Mentawee-eilanden is de naam eener groep van 4 groote, bewoonde en vele kleine, onbewoonde eilanden, ongeveer 25 geogr. mijl van de westkust van Sumatra tusschen 1° en 3°40' Z. B. gelegen. De bodem is er heuvelachtig en de rivieren zijn er van weinig belang. Wel zijn er vele baaijen en inhammen, doch men kan ze wegens de talrijke koraalbanken moeijelijk bereiken. Het klimaat komt er met dat van Sumatra overeen.
Het geheele land is er met ondoordringbare wouden bedekt, en de inboorlingen, ongeveer 11000 in aantal en aan de zoomen der riviertjes gevestigd, wonen in hutten, die op palen rusten en met bladeren gedekt zijn. Zij zijn middelmatig van lengte, goed gebouwd en sterk gespierd; zij hebben vrij groote handen en voeten, eene geelbruine gelaatskleur, levendige oogen, een breeden, eenigzins platgedrukten neus, gitzwart haar en zeer witte tanden.
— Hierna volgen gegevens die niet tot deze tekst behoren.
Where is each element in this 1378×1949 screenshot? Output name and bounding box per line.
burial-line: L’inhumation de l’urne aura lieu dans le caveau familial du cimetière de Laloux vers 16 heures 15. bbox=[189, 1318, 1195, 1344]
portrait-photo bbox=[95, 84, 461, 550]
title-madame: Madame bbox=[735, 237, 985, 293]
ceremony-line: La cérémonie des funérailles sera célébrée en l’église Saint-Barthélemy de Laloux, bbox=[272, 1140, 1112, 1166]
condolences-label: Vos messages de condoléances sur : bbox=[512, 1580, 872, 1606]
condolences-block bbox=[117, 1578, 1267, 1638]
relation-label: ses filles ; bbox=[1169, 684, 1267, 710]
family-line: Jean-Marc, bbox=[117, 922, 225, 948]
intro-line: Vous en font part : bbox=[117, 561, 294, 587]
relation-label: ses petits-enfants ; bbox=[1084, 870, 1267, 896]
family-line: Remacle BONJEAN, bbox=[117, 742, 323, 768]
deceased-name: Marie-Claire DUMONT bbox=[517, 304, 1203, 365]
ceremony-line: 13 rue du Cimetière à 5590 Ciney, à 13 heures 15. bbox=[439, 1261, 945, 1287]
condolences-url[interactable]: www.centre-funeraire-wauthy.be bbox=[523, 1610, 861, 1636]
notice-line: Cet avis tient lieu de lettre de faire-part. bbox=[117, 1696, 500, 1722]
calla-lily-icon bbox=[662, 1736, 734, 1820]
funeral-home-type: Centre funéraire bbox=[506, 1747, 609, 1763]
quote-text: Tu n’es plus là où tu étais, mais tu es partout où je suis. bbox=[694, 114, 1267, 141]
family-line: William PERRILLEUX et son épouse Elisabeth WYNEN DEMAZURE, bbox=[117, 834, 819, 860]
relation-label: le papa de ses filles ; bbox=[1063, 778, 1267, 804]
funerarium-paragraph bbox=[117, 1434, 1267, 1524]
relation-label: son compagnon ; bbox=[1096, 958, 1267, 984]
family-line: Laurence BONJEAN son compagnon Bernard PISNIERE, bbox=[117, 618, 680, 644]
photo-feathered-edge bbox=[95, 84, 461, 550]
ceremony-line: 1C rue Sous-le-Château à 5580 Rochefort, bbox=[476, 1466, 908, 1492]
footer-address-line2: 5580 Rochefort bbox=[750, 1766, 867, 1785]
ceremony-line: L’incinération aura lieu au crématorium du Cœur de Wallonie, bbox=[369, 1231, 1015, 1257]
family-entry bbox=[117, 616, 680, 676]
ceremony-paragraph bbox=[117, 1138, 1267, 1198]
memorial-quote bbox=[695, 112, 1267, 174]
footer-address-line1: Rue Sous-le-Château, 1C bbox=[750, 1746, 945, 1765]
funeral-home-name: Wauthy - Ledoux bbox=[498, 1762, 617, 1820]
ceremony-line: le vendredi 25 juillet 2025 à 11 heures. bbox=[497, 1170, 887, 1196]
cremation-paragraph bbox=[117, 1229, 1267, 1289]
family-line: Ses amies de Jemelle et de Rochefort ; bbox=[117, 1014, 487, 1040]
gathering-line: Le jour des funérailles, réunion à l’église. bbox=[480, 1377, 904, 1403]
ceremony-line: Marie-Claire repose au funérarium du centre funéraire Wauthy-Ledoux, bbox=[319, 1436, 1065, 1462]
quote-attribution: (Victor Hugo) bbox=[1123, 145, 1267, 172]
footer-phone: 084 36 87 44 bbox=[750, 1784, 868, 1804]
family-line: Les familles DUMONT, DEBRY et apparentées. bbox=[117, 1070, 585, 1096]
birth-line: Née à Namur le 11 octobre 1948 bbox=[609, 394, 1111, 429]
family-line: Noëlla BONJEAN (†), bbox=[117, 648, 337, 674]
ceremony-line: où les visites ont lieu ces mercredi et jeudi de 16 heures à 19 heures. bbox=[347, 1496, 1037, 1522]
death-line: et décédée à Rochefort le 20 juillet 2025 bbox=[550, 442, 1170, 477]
Zij gaan bijna naakt en tatoeëren het ligchaam met velerlei figuren. Hun voedsel bestaat hoofdzakelijk uit sago, vermengd met fijn geraspte kokosnoten, voorts uit allerlei boomvruchten en uit het vleesch van apen, krokodillen, slangen, hagedissen enz. Hunne wapens zijn boog en pijl, en deze laatste wordt met vergif bestreken. Zij zijn Heidenen, maar de huwelijkstrouw wordt er met de grootste gestrengheid gehandhaafd.
Hunne taal is zeer welluidend. Het dierenrijk komt er overeen met dat van Sumatra, doch men heeft er geene olifanten en rhinocerossen. De grond levert er suikerriet, tabak, Spaansche peper en pisang. Voorts heeft men er vele sago- en kokosboomen. In de bosschen vindt men er onderscheidene houtsoorten. De eilanders drijven vooral handel op de kust van Sumatra.